You're reading: Despite Western criticism, Ukrainian authorities continue assault on anti-corruption agency

Ukrainian authorities continued their attack on the National Anti-Corruption Bureau of Ukraine, the country’s only independent law enforcement agency, on Dec. 7 and Dec. 8, despite strong warnings from Western officials in previous days.

The NABU has irritated the authorities by investigating cases of top officials’ corruption.

NAPC

The National Agency for Preventing Corruption, controlled by allies of President Petro Poroshenko, said on Dec. 8 that it had “temporarily” blocked the NABU’s full access to the electronic asset declaration register.

The public can access e-declarations partially, while some government agencies have full access to them, including to confidential information.

The NAPC claimed that in September a NABU employee had altered an official’s asset declaration. The NABU explained to the NAPC that it had been a technical error.

The NAPC said it had initiated an inspection and a criminal case into the issue, and would not allow the NABU to fully access declarations until the inspection is over.
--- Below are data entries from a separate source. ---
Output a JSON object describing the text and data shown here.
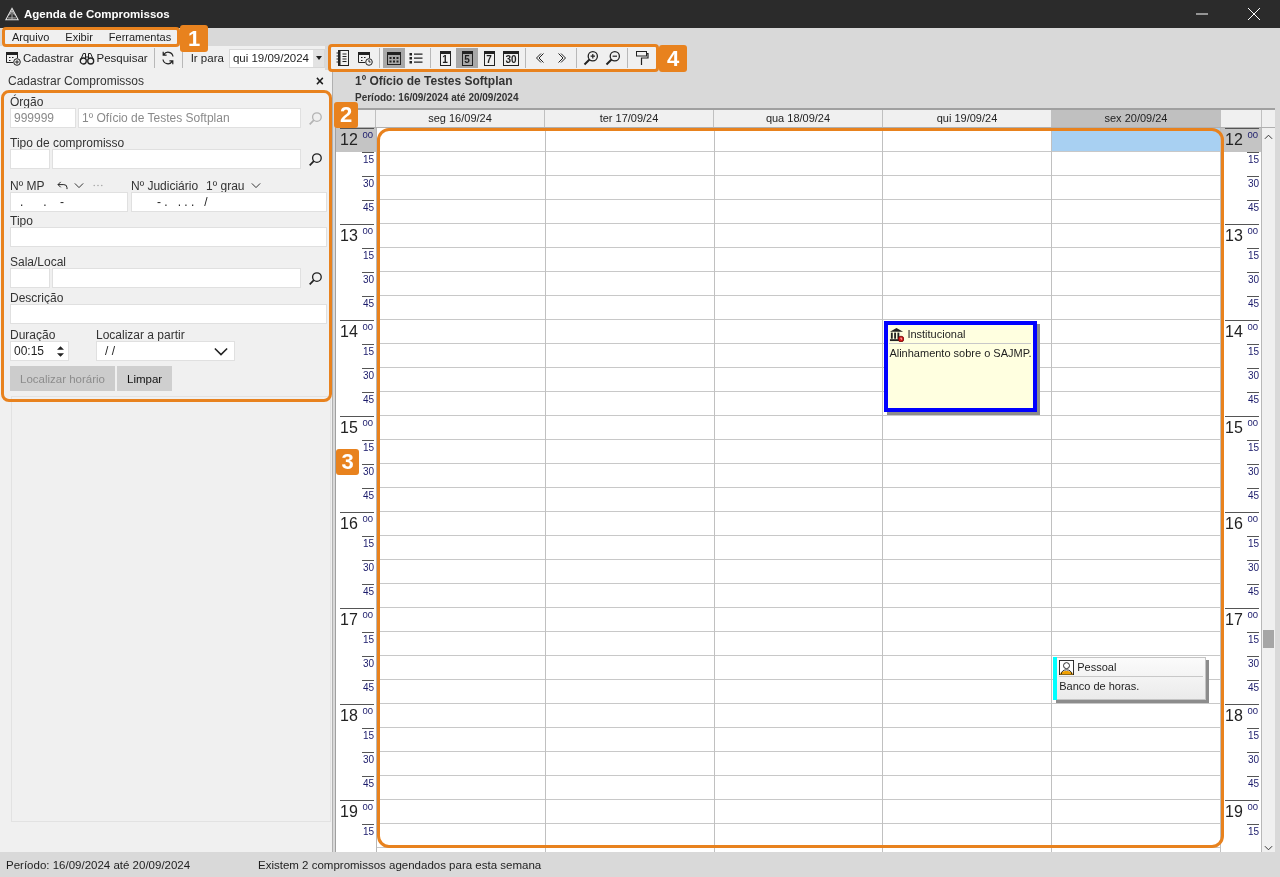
{
  "window": {
    "title": "Agenda de Compromissos"
  },
  "menu_bar": {
    "callout": "1",
    "items": [
      "Arquivo",
      "Exibir",
      "Ferramentas"
    ]
  },
  "toolbar": {
    "groups": [
      [
        {
          "kind": "register",
          "label": "Cadastrar"
        },
        {
          "kind": "search",
          "label": "Pesquisar"
        }
      ],
      [
        {
          "kind": "refresh"
        }
      ]
    ],
    "goto": {
      "label": "Ir para",
      "value": "qui 19/09/2024"
    }
  },
  "view_toolbar": {
    "callout": "4",
    "groups": [
      [
        {
          "kind": "agenda",
          "selected": false
        },
        {
          "kind": "timeline",
          "selected": false
        }
      ],
      [
        {
          "kind": "grid",
          "selected": true
        },
        {
          "kind": "list",
          "selected": false
        }
      ],
      [
        {
          "kind": "period",
          "label": "1",
          "selected": false
        },
        {
          "kind": "period",
          "label": "5",
          "selected": true
        },
        {
          "kind": "period",
          "label": "7",
          "selected": false
        },
        {
          "kind": "period",
          "label": "30",
          "selected": false
        }
      ],
      [
        {
          "kind": "previous"
        },
        {
          "kind": "next"
        }
      ],
      [
        {
          "kind": "zoom_in"
        },
        {
          "kind": "zoom_out"
        }
      ],
      [
        {
          "kind": "pin"
        }
      ]
    ]
  },
  "side_panel": {
    "title": "Cadastrar Compromissos",
    "close": "×"
  },
  "form": {
    "callout": "2",
    "orgao": {
      "label": "Órgão",
      "code": "999999",
      "name": "1º Ofício de Testes Softplan",
      "disabled": true
    },
    "tipo_compromisso": {
      "label": "Tipo de compromisso",
      "disabled": false
    },
    "numero_mp": {
      "label": "Nº MP",
      "value": ".      .    -"
    },
    "numero_judiciario": {
      "label": "Nº Judiciário",
      "instance": "1º grau",
      "value": "- .   . . .   /"
    },
    "tipo": {
      "label": "Tipo"
    },
    "sala_local": {
      "label": "Sala/Local",
      "disabled": false
    },
    "descricao": {
      "label": "Descrição"
    },
    "duracao": {
      "label": "Duração",
      "value": "00:15"
    },
    "localizar_a_partir": {
      "label": "Localizar a partir",
      "value": "/ /"
    },
    "buttons": [
      {
        "label": "Localizar horário",
        "disabled": true
      },
      {
        "label": "Limpar",
        "disabled": false
      }
    ]
  },
  "calendar": {
    "callout": "3",
    "title": "1º Ofício de Testes Softplan",
    "period": "Período: 16/09/2024 até 20/09/2024",
    "days": [
      {
        "label": "seg 16/09/24",
        "selected": false
      },
      {
        "label": "ter 17/09/24",
        "selected": false
      },
      {
        "label": "qua 18/09/24",
        "selected": false
      },
      {
        "label": "qui 19/09/24",
        "selected": false,
        "events": [
          {
            "kind": "institutional",
            "category": "Institucional",
            "text": "Alinhamento sobre o SAJMP.",
            "color": "#0000ff",
            "selected": true
          }
        ]
      },
      {
        "label": "sex 20/09/24",
        "selected": true,
        "events": [
          {
            "kind": "personal",
            "category": "Pessoal",
            "text": "Banco de horas.",
            "color": "#00ffff",
            "selected": false
          }
        ]
      }
    ],
    "left_gutter": [
      {
        "hour": "12",
        "minutes": [
          "00",
          "15",
          "30",
          "45"
        ],
        "selected": true
      },
      {
        "hour": "13",
        "minutes": [
          "00",
          "15",
          "30",
          "45"
        ],
        "selected": false
      },
      {
        "hour": "14",
        "minutes": [
          "00",
          "15",
          "30",
          "45"
        ],
        "selected": false
      },
      {
        "hour": "15",
        "minutes": [
          "00",
          "15",
          "30",
          "45"
        ],
        "selected": false
      },
      {
        "hour": "16",
        "minutes": [
          "00",
          "15",
          "30",
          "45"
        ],
        "selected": false
      },
      {
        "hour": "17",
        "minutes": [
          "00",
          "15",
          "30",
          "45"
        ],
        "selected": false
      },
      {
        "hour": "18",
        "minutes": [
          "00",
          "15",
          "30",
          "45"
        ],
        "selected": false
      },
      {
        "hour": "19",
        "minutes": [
          "00",
          "15"
        ],
        "selected": false
      }
    ],
    "right_gutter": [
      {
        "hour": "12",
        "minutes": [
          "00",
          "15",
          "30",
          "45"
        ],
        "selected": true
      },
      {
        "hour": "13",
        "minutes": [
          "00",
          "15",
          "30",
          "45"
        ],
        "selected": false
      },
      {
        "hour": "14",
        "minutes": [
          "00",
          "15",
          "30",
          "45"
        ],
        "selected": false
      },
      {
        "hour": "15",
        "minutes": [
          "00",
          "15",
          "30",
          "45"
        ],
        "selected": false
      },
      {
        "hour": "16",
        "minutes": [
          "00",
          "15",
          "30",
          "45"
        ],
        "selected": false
      },
      {
        "hour": "17",
        "minutes": [
          "00",
          "15",
          "30",
          "45"
        ],
        "selected": false
      },
      {
        "hour": "18",
        "minutes": [
          "00",
          "15",
          "30",
          "45"
        ],
        "selected": false
      },
      {
        "hour": "19",
        "minutes": [
          "00",
          "15"
        ],
        "selected": false
      }
    ]
  },
  "status_bar": {
    "period": "Período: 16/09/2024 até 20/09/2024",
    "message": "Existem 2 compromissos agendados para esta semana"
  }
}
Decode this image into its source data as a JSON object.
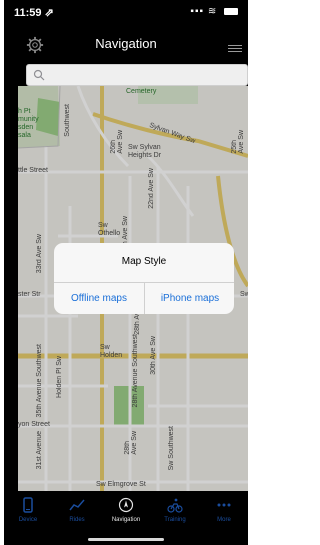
{
  "status_bar": {
    "time": "11:59 ⇗",
    "signal": "▪▪▪ ≋"
  },
  "nav": {
    "title": "Navigation"
  },
  "search": {
    "placeholder": ""
  },
  "map": {
    "labels": {
      "cemetery": "Cemetery",
      "community": "h Pt\nmunity\nsden\nsala",
      "southwest": "Southwest",
      "sylvan_way": "Sylvan Way Sw",
      "sw_sylvan": "Sw Sylvan\nHeights Dr",
      "st_26th": "26th\nAve Sw",
      "st_22nd": "22nd Ave Sw",
      "ave_29th": "29th Ave Sw",
      "ave_25th": "25th\nAve Sw",
      "little_street": "ttle Street",
      "ave_33rd": "33rd Ave Sw",
      "sw_othello": "Sw\nOthello",
      "ave_28th": "28th Ave Sw",
      "sw_holden": "Sw\nHolden",
      "ave_28th_sw": "28th Avenue Southwest",
      "ave_35th": "35th Avenue Southwest",
      "holden_pl": "Holden Pl Sw",
      "ave_30th": "30th Ave Sw",
      "ave_31st": "31st Avenue",
      "yon_street": "yon Street",
      "ave_28th_b": "28th\nAve Sw",
      "sw_southwest": "Sw Southwest",
      "sw_elmgrove": "Sw Elmgrove St",
      "ster_st": "ster Str",
      "sw_right": "Sw"
    }
  },
  "alert": {
    "title": "Map Style",
    "offline": "Offline maps",
    "iphone": "iPhone maps"
  },
  "tabs": [
    {
      "label": "Device",
      "icon": "phone-icon"
    },
    {
      "label": "Rides",
      "icon": "chart-icon"
    },
    {
      "label": "Navigation",
      "icon": "compass-icon"
    },
    {
      "label": "Training",
      "icon": "cyclist-icon"
    },
    {
      "label": "More",
      "icon": "more-icon"
    }
  ],
  "colors": {
    "accent": "#1a6fd8",
    "tab_inactive": "#1a4d9e",
    "map_bg": "#f1efe9",
    "road_major": "#e9cf6d"
  }
}
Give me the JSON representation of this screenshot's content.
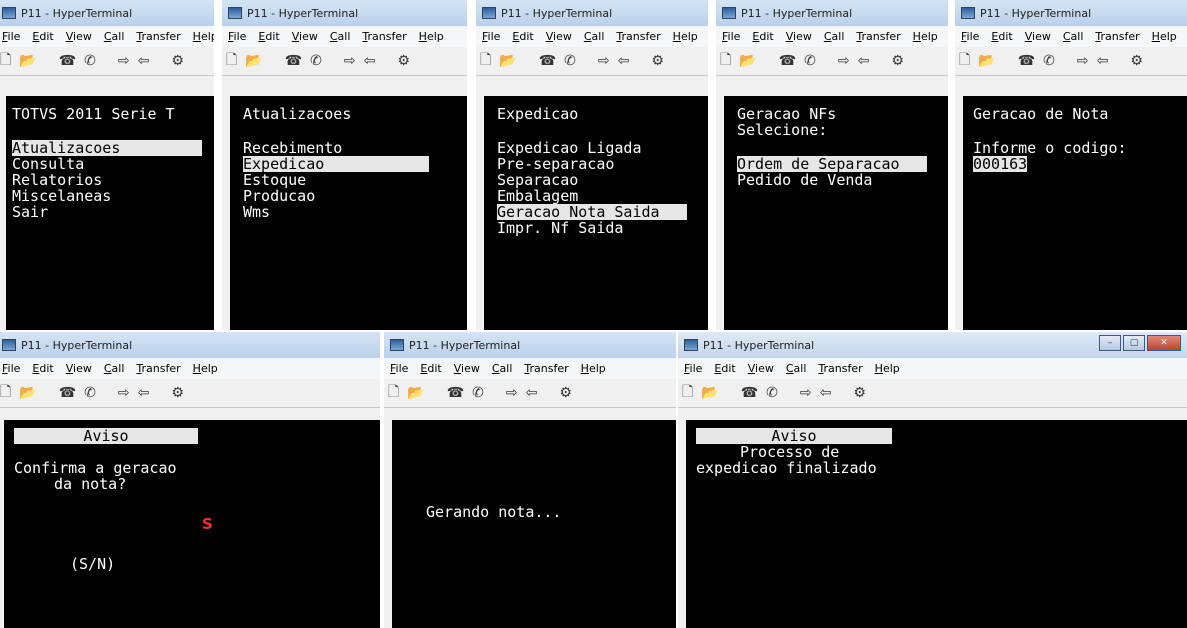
{
  "title": "P11 - HyperTerminal",
  "menu": [
    "File",
    "Edit",
    "View",
    "Call",
    "Transfer",
    "Help"
  ],
  "toolbar_icons": [
    "new-icon",
    "open-icon",
    "disconnect-icon",
    "phone-icon",
    "send-icon",
    "receive-icon",
    "properties-icon"
  ],
  "windows": [
    {
      "lines": [
        "TOTVS 2011 Serie T",
        "Atualizacoes",
        "Consulta",
        "Relatorios",
        "Miscelaneas",
        "Sair"
      ]
    },
    {
      "lines": [
        "Atualizacoes",
        "Recebimento",
        "Expedicao",
        "Estoque",
        "Producao",
        "Wms"
      ]
    },
    {
      "lines": [
        "Expedicao",
        "Expedicao Ligada",
        "Pre-separacao",
        "Separacao",
        "Embalagem",
        "Geracao Nota Saida",
        "Impr. Nf Saida"
      ]
    },
    {
      "lines": [
        "Geracao NFs",
        "Selecione:",
        "Ordem de Separacao",
        "Pedido de Venda"
      ]
    },
    {
      "lines": [
        "Geracao de Nota",
        "Informe o codigo:",
        "000163"
      ]
    },
    {
      "lines": [
        "Aviso",
        "Confirma a geracao",
        "da nota?",
        "S",
        "(S/N)"
      ]
    },
    {
      "lines": [
        "Gerando nota..."
      ]
    },
    {
      "lines": [
        "Aviso",
        "Processo de",
        "expedicao finalizado"
      ]
    }
  ]
}
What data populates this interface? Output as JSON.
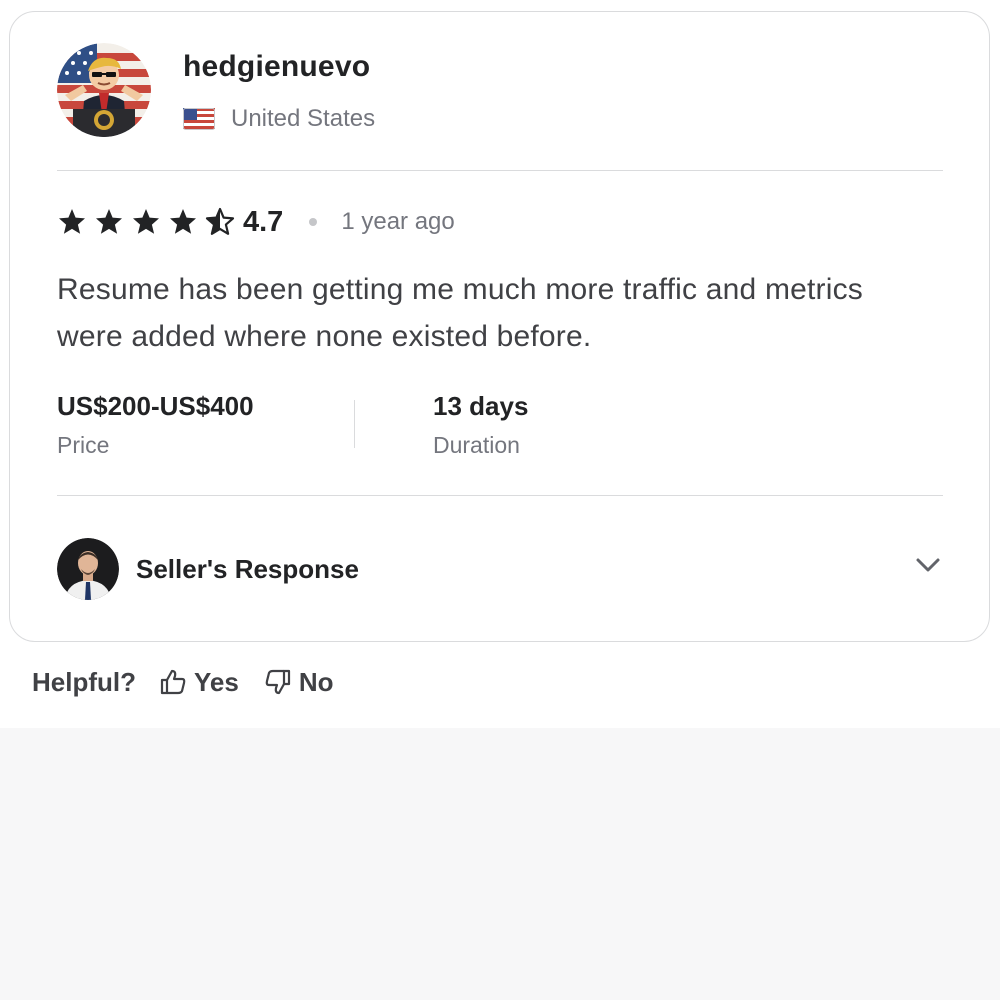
{
  "reviewer": {
    "username": "hedgienuevo",
    "country": "United States",
    "avatar_icon": "cartoon-avatar-icon",
    "flag_icon": "us-flag-icon"
  },
  "rating": {
    "score": "4.7",
    "stars": 4.7,
    "max_stars": 5,
    "time_ago": "1 year ago"
  },
  "review": {
    "text": "Resume has been getting me much more traffic and metrics were added where none existed before."
  },
  "meta": {
    "price_value": "US$200-US$400",
    "price_label": "Price",
    "duration_value": "13 days",
    "duration_label": "Duration"
  },
  "seller_response": {
    "label": "Seller's Response",
    "avatar_icon": "seller-avatar-icon",
    "chevron_icon": "chevron-down-icon"
  },
  "helpful": {
    "label": "Helpful?",
    "yes_label": "Yes",
    "no_label": "No",
    "yes_icon": "thumbs-up-icon",
    "no_icon": "thumbs-down-icon"
  },
  "colors": {
    "text_primary": "#222325",
    "text_body": "#404145",
    "text_muted": "#74767e",
    "border": "#dadbdd",
    "page_bottom_bg": "#f7f7f8"
  }
}
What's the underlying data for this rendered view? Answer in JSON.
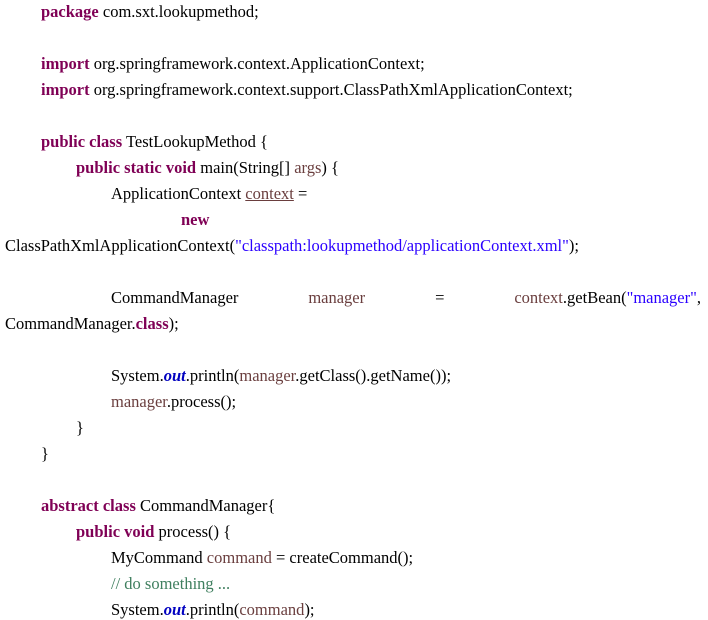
{
  "code": {
    "l1": {
      "kw": "package",
      "rest": " com.sxt.lookupmethod;"
    },
    "l2": {
      "kw": "import",
      "rest": " org.springframework.context.ApplicationContext;"
    },
    "l3": {
      "kw": "import",
      "rest": " org.springframework.context.support.ClassPathXmlApplicationContext;"
    },
    "l4": {
      "kw": "public class",
      "rest": " TestLookupMethod {"
    },
    "l5": {
      "kw": "public static void",
      "rest1": " main(String[] ",
      "var": "args",
      "rest2": ") {"
    },
    "l6": {
      "t1": "ApplicationContext ",
      "var": "context",
      "t2": " ="
    },
    "l7": {
      "kw": "new"
    },
    "l8": {
      "t1": "ClassPathXmlApplicationContext(",
      "str": "\"classpath:lookupmethod/applicationContext.xml\"",
      "t2": ");"
    },
    "l9": {
      "type": "CommandManager",
      "var": "manager",
      "eq": "=",
      "ctx": "context",
      "call": ".getBean(",
      "str": "\"manager\"",
      "end": ","
    },
    "l10": {
      "t1": "CommandManager.",
      "kw": "class",
      "t2": ");"
    },
    "l11": {
      "t1": "System.",
      "field": "out",
      "t2": ".println(",
      "var": "manager",
      "t3": ".getClass().getName());"
    },
    "l12": {
      "var": "manager",
      "t1": ".process();"
    },
    "l13": {
      "t": "}"
    },
    "l14": {
      "t": "}"
    },
    "l15": {
      "kw": "abstract class",
      "rest": " CommandManager{"
    },
    "l16": {
      "kw": "public void",
      "rest": " process() {"
    },
    "l17": {
      "t1": "MyCommand ",
      "var": "command",
      "t2": " = createCommand();"
    },
    "l18": {
      "cmt": "// do something ..."
    },
    "l19": {
      "t1": "System.",
      "field": "out",
      "t2": ".println(",
      "var": "command",
      "t3": ");"
    }
  }
}
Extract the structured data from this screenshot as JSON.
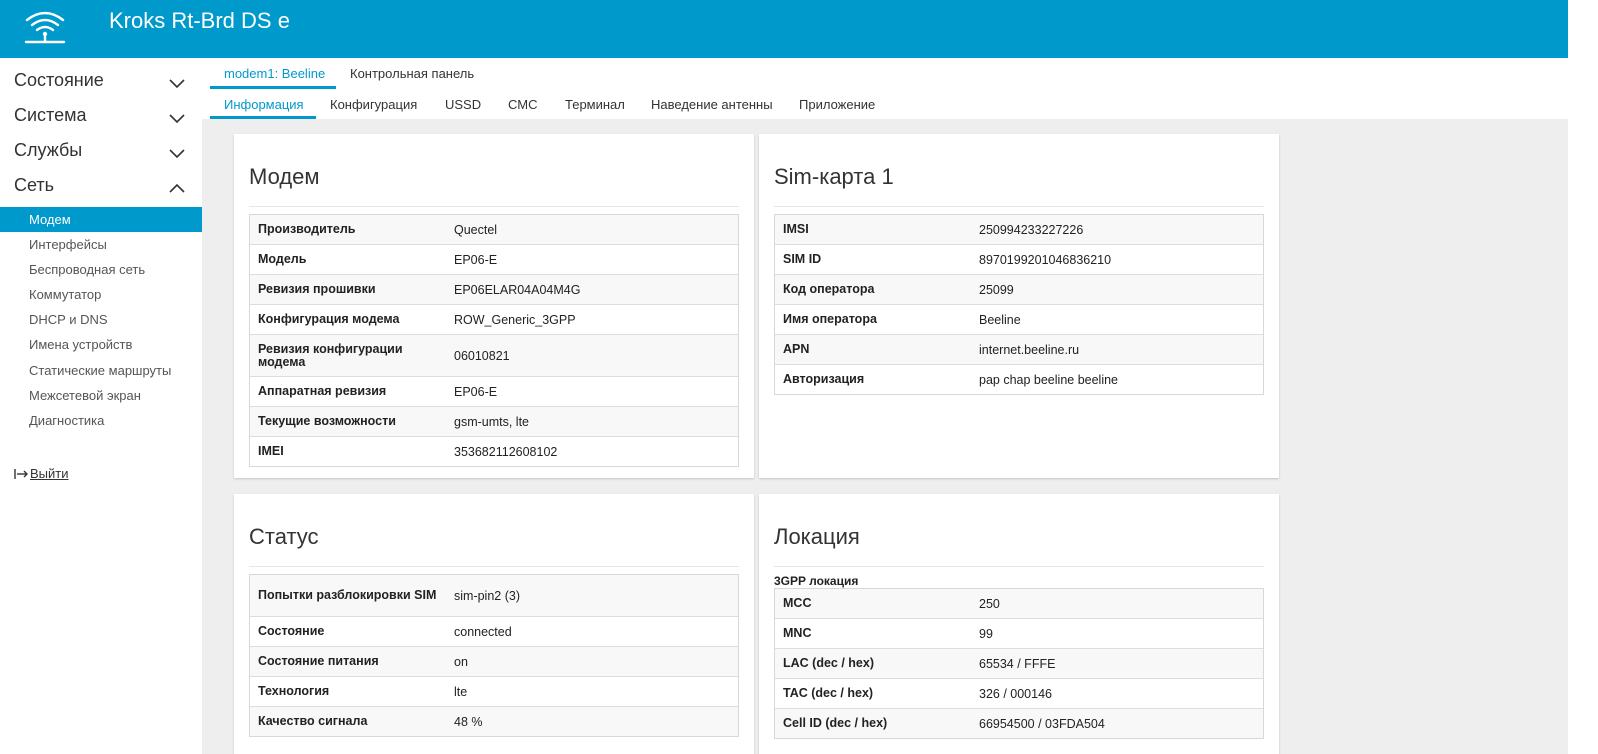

Meanwhile, in November Hanna Solomatina, a top NAPC official, and other officials of the agency blew the whistle on the NAPC and said it was involved in large-scale corruption and was controlled by the Presidential Administration. The NAPC denies this.

The NABU’s investigation against alleged corruption at the NAPC was on Nov. 28 transferred on the orders of the Prosecutor General’s Office from the NABU to the presidentially controlled Security Service of Ukraine, or SBU. The transfer of the case to the SBU is deemed by critics to be an effort to bury the investigation, since the SBU is controlled by the Presidential Administration, which was accused by Solomatina of influencing her agency.

Sytnyk’s appointment

Meanwhile, the Kyiv Administrative District Court said on Dec. 7 that Law Studio, a law firm, had filed a lawsuit against NABU Chief Artem Sytnyk in an apparent effort to cancel his appointment as head of the bureau. The court is headed by Pavlo Vovk, reportedly a protege of President Petro Poroshenko’s top ally and lawmaker Oleksandr Hranovsky.

Law Studio, which is suing the State Fiscal Service, claims that Sytnyk’s asset declaration was checked incorrectly before he was appointed as head of the NABU in April 2015.

Much of Law Studio’s web site is devoted to criticism of the NABU.

In 2016 the NABU searched Law Studio’s premises as part of a corruption case against Oleksandr Kolesnyk, a deputy chief prosecutor of Kyiv Oblast.

Rozenblat’s lawsuit

Meanwhile, Boryslav Rozenblat, a lawmaker who was formerly a member of the Poroshenko Bloc, has filed a lawsuit with the Kyiv Administrative District Court seeking to recognize the investigation against him by the NABU and the anti-corruption prosecutor’s office as illegal.

Rozenblat and People’s Front lawmaker Maksym Polyakov are suspected of taking bribes worth about $300,000 to initiate laws on amber production, organize an illegal amber mining scheme and bribe other officials, judges and prosecutors for that purpose. Both have denied accusations of wrongdoing.

In July the Verkhovna Rada stripped Rozenblat of his immunity from prosecution. The motions to strip them of their immunity from prosecution included minute details on the alleged corruption scheme, and the NABU has published extensive video footage of meetings between the two lawmakers and a NABU undercover agent.

Rozenblat was an official representative of Poroshenko during the 2014 presidential election.

Soboliev case?

Meanwhile, Yegor Soboliev, the former head of parliament’s anti-corruption committee, said on Dec. 8 that the Prosecutor General’s Office was fabricating a criminal case against him, accusing him of having links to Russia. The prosecutor’s office did not respond to a request for comment.

The Verkhovna Rada on Dec. 7 fired Soboliev, an outspoken critic of Poroshenko and a staunch defender of anti-corruption institutions, as chairman of the anti-corruption committee.

An earlier attempt to oust Sytnyk as head of the NABU came on Dec. 6, when Artur Herasymov, head of the 136-member Poroshenko Bloc, and Maksym Burbak, chief of the 81-member People’s Front faction, on Dec. 6 submitted a bill that would allow Poroshenko and the Verkhovna Rada to fire Sytnyk without an audit of the bureau. Under current law, Sytnyk can only be fired if an audit shows the bureau is performing poorly.

However, the bill was removed from parliament’s agenda early on Dec. 7 after strong criticism by Western officials overnight.